The dilemma, fix interest rates, or stay with variable?
The trend in lower fixed rates suggests that variable rates will reduce significantly in the next year, however, the Reserve Bank is reluctant to join the party, so do you take the lower fixed rates now or wait?
Just in time for the traditionally busy spring auction season, banks have been trying to outdo each other with deals on fixed rate loans.
A clutch of banks – St George Bank, Credit Union Australia and ING Direct – yesterday became the latest to cut fixed-rate loans. This follows moves from nearly all the big banks in recent weeks, with some making two separate cuts to their fixed-rate offer.
Money markets and some economists – although not all – are betting that the Reserve Bank could cut official cash rates before the end of the year as part of a measure to protect against a slowing global economy.

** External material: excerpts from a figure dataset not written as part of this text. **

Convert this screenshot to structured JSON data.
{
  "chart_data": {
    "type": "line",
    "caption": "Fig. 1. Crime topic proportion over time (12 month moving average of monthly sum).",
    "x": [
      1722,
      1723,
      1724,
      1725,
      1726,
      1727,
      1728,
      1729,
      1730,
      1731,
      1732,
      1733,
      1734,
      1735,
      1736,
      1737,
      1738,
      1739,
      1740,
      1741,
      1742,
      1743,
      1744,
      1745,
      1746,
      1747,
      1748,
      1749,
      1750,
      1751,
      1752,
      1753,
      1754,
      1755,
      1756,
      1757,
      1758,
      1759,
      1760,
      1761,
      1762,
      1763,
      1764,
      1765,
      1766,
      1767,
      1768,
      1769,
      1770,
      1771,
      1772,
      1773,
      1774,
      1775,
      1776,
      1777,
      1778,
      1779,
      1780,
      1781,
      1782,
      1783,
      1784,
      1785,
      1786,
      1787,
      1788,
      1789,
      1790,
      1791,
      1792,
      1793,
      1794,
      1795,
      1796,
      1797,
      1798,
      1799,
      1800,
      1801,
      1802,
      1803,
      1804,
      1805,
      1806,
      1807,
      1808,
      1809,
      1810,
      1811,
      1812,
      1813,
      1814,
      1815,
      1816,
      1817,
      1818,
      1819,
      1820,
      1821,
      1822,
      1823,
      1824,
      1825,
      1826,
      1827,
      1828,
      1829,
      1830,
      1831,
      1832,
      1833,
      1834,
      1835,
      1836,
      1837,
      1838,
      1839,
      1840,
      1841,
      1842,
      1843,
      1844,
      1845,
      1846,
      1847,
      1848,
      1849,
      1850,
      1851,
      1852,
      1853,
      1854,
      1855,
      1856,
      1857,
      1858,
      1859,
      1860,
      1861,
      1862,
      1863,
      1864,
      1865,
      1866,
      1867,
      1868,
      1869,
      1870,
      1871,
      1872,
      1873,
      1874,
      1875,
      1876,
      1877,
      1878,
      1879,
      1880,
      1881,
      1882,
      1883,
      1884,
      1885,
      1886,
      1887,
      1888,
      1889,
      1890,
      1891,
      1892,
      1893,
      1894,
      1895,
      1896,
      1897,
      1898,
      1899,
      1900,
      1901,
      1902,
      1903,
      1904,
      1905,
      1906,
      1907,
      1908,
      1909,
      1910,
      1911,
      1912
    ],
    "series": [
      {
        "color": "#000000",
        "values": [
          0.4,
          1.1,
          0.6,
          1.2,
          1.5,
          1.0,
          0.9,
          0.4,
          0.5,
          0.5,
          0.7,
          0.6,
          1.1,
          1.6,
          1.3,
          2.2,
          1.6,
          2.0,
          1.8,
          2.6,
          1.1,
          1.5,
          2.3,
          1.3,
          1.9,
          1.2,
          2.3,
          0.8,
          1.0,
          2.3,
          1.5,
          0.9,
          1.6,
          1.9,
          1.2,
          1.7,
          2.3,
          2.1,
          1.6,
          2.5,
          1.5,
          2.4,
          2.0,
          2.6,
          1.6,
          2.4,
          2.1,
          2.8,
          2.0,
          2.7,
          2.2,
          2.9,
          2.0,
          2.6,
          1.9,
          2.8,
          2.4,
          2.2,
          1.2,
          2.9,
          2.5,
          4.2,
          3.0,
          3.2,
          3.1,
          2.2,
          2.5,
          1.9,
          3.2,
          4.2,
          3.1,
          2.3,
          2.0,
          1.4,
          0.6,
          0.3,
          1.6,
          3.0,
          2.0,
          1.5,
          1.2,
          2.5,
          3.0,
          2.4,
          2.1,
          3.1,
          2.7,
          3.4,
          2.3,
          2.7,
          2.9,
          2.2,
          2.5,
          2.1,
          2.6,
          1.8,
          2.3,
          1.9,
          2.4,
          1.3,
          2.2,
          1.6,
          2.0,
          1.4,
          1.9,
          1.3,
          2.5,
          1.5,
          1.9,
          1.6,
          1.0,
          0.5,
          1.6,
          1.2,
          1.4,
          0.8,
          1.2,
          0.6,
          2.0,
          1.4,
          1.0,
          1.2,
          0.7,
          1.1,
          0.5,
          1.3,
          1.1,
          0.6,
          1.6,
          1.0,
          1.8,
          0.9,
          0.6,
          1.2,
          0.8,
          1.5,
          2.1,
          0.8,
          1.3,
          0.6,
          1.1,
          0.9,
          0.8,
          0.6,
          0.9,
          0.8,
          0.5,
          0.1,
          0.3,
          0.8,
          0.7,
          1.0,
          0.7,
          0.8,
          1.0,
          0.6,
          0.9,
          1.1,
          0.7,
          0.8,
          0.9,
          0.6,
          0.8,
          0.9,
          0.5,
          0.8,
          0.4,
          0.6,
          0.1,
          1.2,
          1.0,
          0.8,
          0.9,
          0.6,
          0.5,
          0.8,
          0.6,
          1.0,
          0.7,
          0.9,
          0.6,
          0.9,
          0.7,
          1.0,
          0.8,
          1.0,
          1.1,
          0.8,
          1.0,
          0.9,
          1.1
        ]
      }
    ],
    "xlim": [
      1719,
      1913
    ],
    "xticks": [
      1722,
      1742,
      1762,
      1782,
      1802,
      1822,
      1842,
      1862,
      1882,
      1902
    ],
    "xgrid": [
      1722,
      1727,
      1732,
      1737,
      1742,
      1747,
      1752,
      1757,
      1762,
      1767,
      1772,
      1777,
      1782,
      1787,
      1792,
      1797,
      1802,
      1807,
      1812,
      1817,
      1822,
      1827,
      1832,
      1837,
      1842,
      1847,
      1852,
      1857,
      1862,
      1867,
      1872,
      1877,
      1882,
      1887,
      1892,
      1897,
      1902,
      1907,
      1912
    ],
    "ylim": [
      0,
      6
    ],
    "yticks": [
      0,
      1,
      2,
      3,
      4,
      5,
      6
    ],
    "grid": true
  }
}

This has created what is described as an ”inverted yield curve”, an unusual situation where the bank bill swap rate is running at a discount to the cash rate, allowing banks to lock in fixed funding at a cheaper price.
St George is now offering a three-year fixed-rate loan at 6.39 per cent. CUA yesterday cut its three-year fixed-rate home loan by five basis points to 6.34 per cent. Pricing on fixed rates is now running at a substantial discount to variable loans, which currently average 7.1 per cent.
Still, fixed rates provide a dilemma for borrowers: lock in interest rates at present levels for the next few years or take a punt on variable interest rates falling and extract further savings.
But with as much as 50 basis point cuts on fixed rates since the start of August, analysts say a rare opportunity has opened where you can now ”beat the bank”.